Keputusan gue saat itu untuk menyudahi hubungan gue dengan Jevan udah tepat, gue yakin itu. Harusnya, dari awal gue sadar, kita emang nggak cocok.  Baik gue ataupun Jevan, kami sama-sama keras kepala, punya gengsi setinggi langit, dan tidak mau mengerti. 

Di sisi lain, gue juga sadar.  Enggak ada dua hubungan manusia yang benar-benar cocok. Pasti ada aja cekcok atau ketidakcocokan yang bisa ditemui.  Tergantung cara kita menanggapinya kalau menurut gue. Sayangnya, baik gue maupun Jevan, enggak ada yang mau mengalah dalam kasus ini. 

Di hari bulan pertama, kedua, ataupun bulan ketiga setelah putus, gue nggak merasakan perubahan yang sangat berarti dalam hidup gue.  Well, gue udah terbiasa apa-apa sendiri, tanpa laki-laki. 

Walaupun pernah, sih, sekali. Gue nangis tengah malam karena kangen Jevan. Padahal... Hari-hari sebelumnya gue selalu merutuki dia karena membuat gue sakit hati. 

Iya, gue pernah semarah itu sama dia.  Menganggap dia laki-laki paling brengsek yang pernah gue temui.  Gue pernah memaki-maki dia karena membuat gue sulit untuk membuka hati lagi.  Gue pernah, selalu memutar bola mata setiap kali melihat wajahnya di zoom meeting.  Gue dan dia yang pernah sebucin itu, jadi saling membenci. 

Gue suka menceritakan tentang hubungan gue ke sahabat-sahabat gue.  Yang gue akui, sikap itu nggak selamanya baik.  Harusnya gue nggak terlalu mengumbar keburukan apa yang terjadi dalam hubungan gue.  Tapi satu hal yang Jevan enggak pernah ketahui adalah... Gue selalu excited setiap kali bicara tentang dia.  Sampai kadang gue lupa, dan berujung oversharing. 

Menurut gue, Jevan itu tertutup, banget.  Setelah satu tahun, gue bahkan baru tahu kalau dia punya adik lagi.  Jujur aja, gue merasa tersinggung saat ini.  Gue sempat merasa,  "Gue dulu tuh pacar lo, tapi seakan enggak tahu apa-apa tentang diri lo."

Sampai gue ada di satu titik dimana gue sadar.  Kalau hubungan itu yang menjalani dua orang.
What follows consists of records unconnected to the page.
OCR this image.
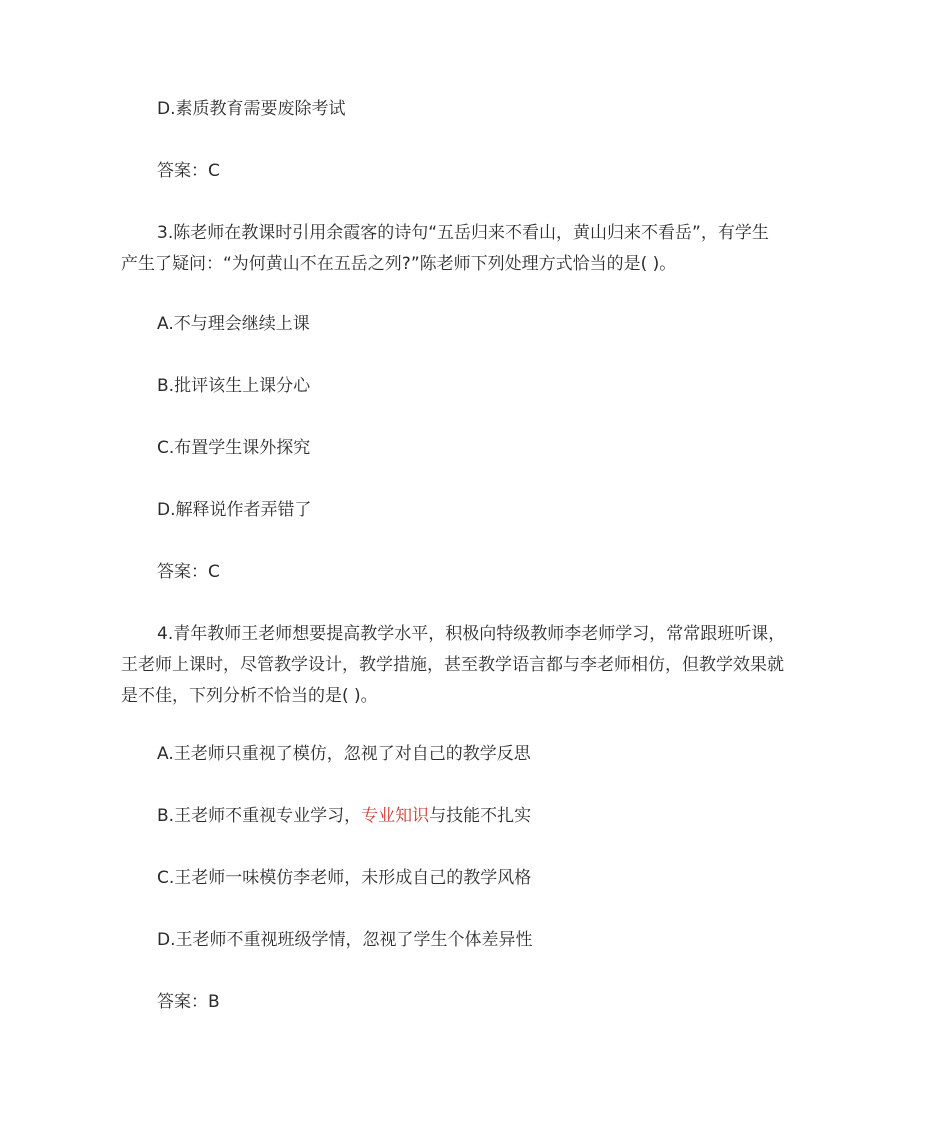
D.素质教育需要废除考试
答案：C
3.陈老师在教课时引用余霞客的诗句“五岳归来不看山，黄山归来不看岳”，有学生
产生了疑问：“为何黄山不在五岳之列?”陈老师下列处理方式恰当的是( )。
A.不与理会继续上课
B.批评该生上课分心
C.布置学生课外探究
D.解释说作者弄错了
答案：C
4.青年教师王老师想要提高教学水平，积极向特级教师李老师学习，常常跟班听课，
王老师上课时，尽管教学设计，教学措施，甚至教学语言都与李老师相仿，但教学效果就
是不佳，下列分析不恰当的是( )。
A.王老师只重视了模仿，忽视了对自己的教学反思
B.王老师不重视专业学习，专业知识与技能不扎实
C.王老师一味模仿李老师，未形成自己的教学风格
D.王老师不重视班级学情，忽视了学生个体差异性
答案：B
Hubungan gue sama Jevan berakhir itu bukan cuma salah Jevan.  Jevan keras kepala? Gue juga. Menurut gue Jevan terlalu posesif?  Gue juga, bedanya gue enggak pernah menunjukkan setiap kali gue cemburu.  Jevan itu komunikasinya buruk? Ternyata gue juga sama, gue enggak pernah mengajak dia bicara setiap kali ada sikap atau tingkah lakunya yang gue enggak suka.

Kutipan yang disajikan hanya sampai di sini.